FIG 11.

CDDO-Im treatment partially alleviates inflammation in Sf mice. (A) Regimen of CDDO-Im treatment. WT and Sf mice were injected intraperitoneally with vehicle or CDDO-Im every other day starting 7 or 8 days after birth. Mice were analyzed one day after the final treatment. (B) Immunoblot analysis of the NRF2 protein in representative tissues of WT and Sf mice treated with vehicle or CDDO-Im. α-Tubulin was used as a loading control. (C) Gene expression of Nqo1 in representative organs of vehicle-treated WT (n = 4; white bars), CDDO-Im-treated WT (n = 4; light gray bars), vehicle-treated Sf (n = 4; dark gray bars), and CDDO-Im-treated Sf (n = 4; black bars) mice.
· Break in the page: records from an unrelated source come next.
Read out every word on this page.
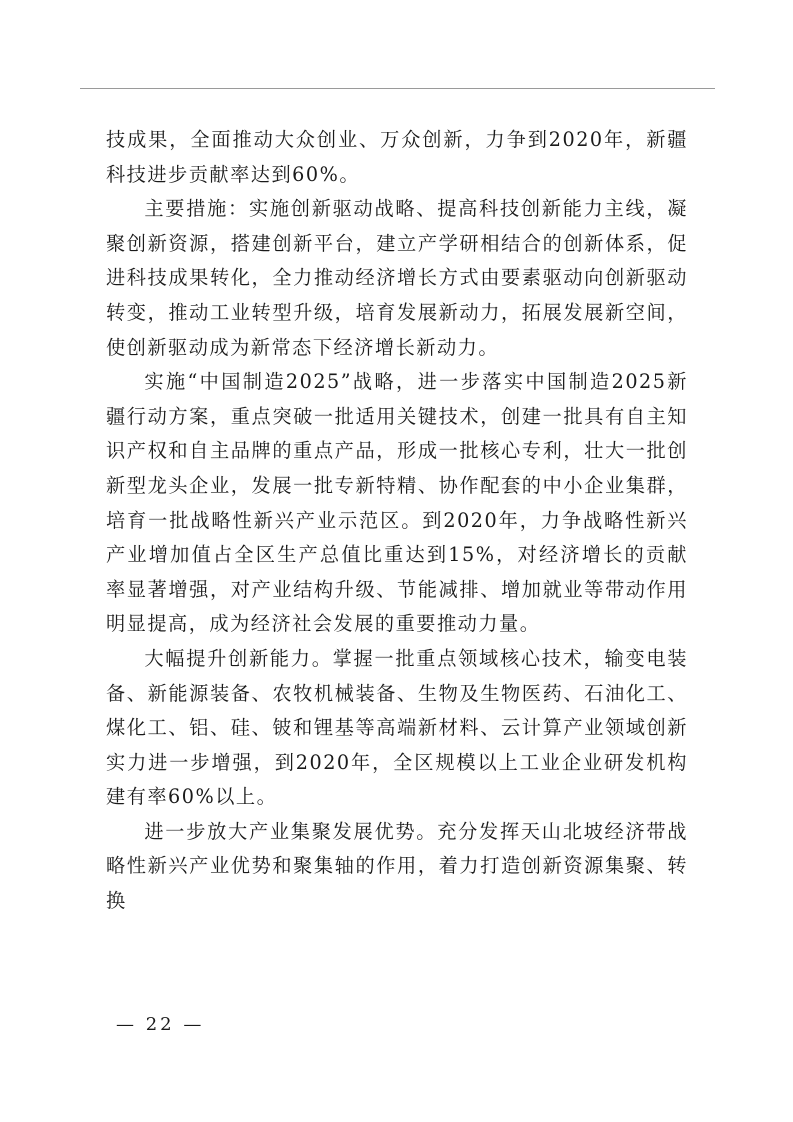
技成果，全面推动大众创业、万众创新，力争到2020年，新疆科技进步贡献率达到60%。

主要措施：实施创新驱动战略、提高科技创新能力主线，凝聚创新资源，搭建创新平台，建立产学研相结合的创新体系，促进科技成果转化，全力推动经济增长方式由要素驱动向创新驱动转变，推动工业转型升级，培育发展新动力，拓展发展新空间，使创新驱动成为新常态下经济增长新动力。

实施“中国制造2025”战略，进一步落实中国制造2025新疆行动方案，重点突破一批适用关键技术，创建一批具有自主知识产权和自主品牌的重点产品，形成一批核心专利，壮大一批创新型龙头企业，发展一批专新特精、协作配套的中小企业集群，培育一批战略性新兴产业示范区。到2020年，力争战略性新兴产业增加值占全区生产总值比重达到15%，对经济增长的贡献率显著增强，对产业结构升级、节能减排、增加就业等带动作用明显提高，成为经济社会发展的重要推动力量。

大幅提升创新能力。掌握一批重点领域核心技术，输变电装备、新能源装备、农牧机械装备、生物及生物医药、石油化工、煤化工、铝、硅、铍和锂基等高端新材料、云计算产业领域创新实力进一步增强，到2020年，全区规模以上工业企业研发机构建有率60%以上。

进一步放大产业集聚发展优势。充分发挥天山北坡经济带战略性新兴产业优势和聚集轴的作用，着力打造创新资源集聚、转换

— 22 —
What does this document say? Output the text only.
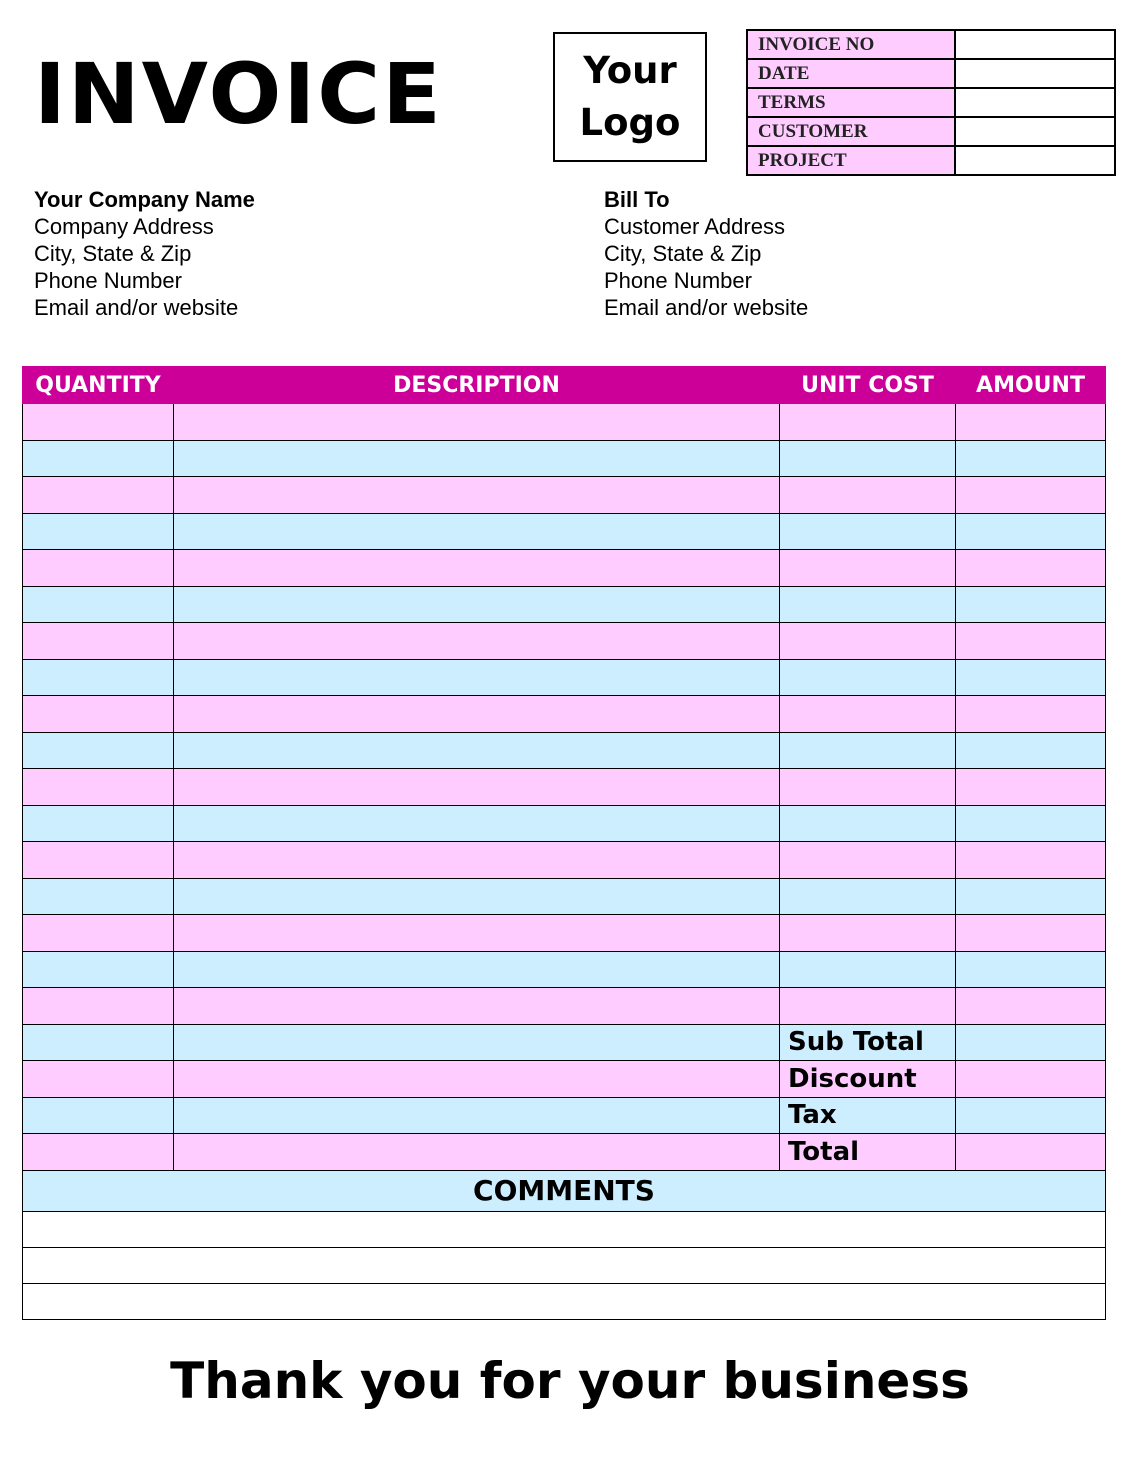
INVOICE	Your
Logo
INVOICE NO	
DATE	
TERMS	
CUSTOMER	
PROJECT	
Your Company Name
Company Address
City, State & Zip
Phone Number
Email and/or website
Bill To
Customer Address
City, State & Zip
Phone Number
Email and/or website
QUANTITY	DESCRIPTION	UNIT COST	AMOUNT

		Sub Total	
		Discount	
		Tax	
		Total	
COMMENTS			

Thank you for your business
The expression levels were normalized to Gapdh expression, and the expression level in vehicle-treated WT mice was set to 1. The values represent the means and SD. *, P < 0.05. (D) HE staining of the skin (pinnae), livers, and lungs of vehicle or CDDO-Im-treated Sf mice. Arrows indicate leukocyte infiltration. (E) Survival curves for Sf mice treated with vehicle (n = 5) or CDDO-Im (n = 5). Treatment was continued throughout the observation period.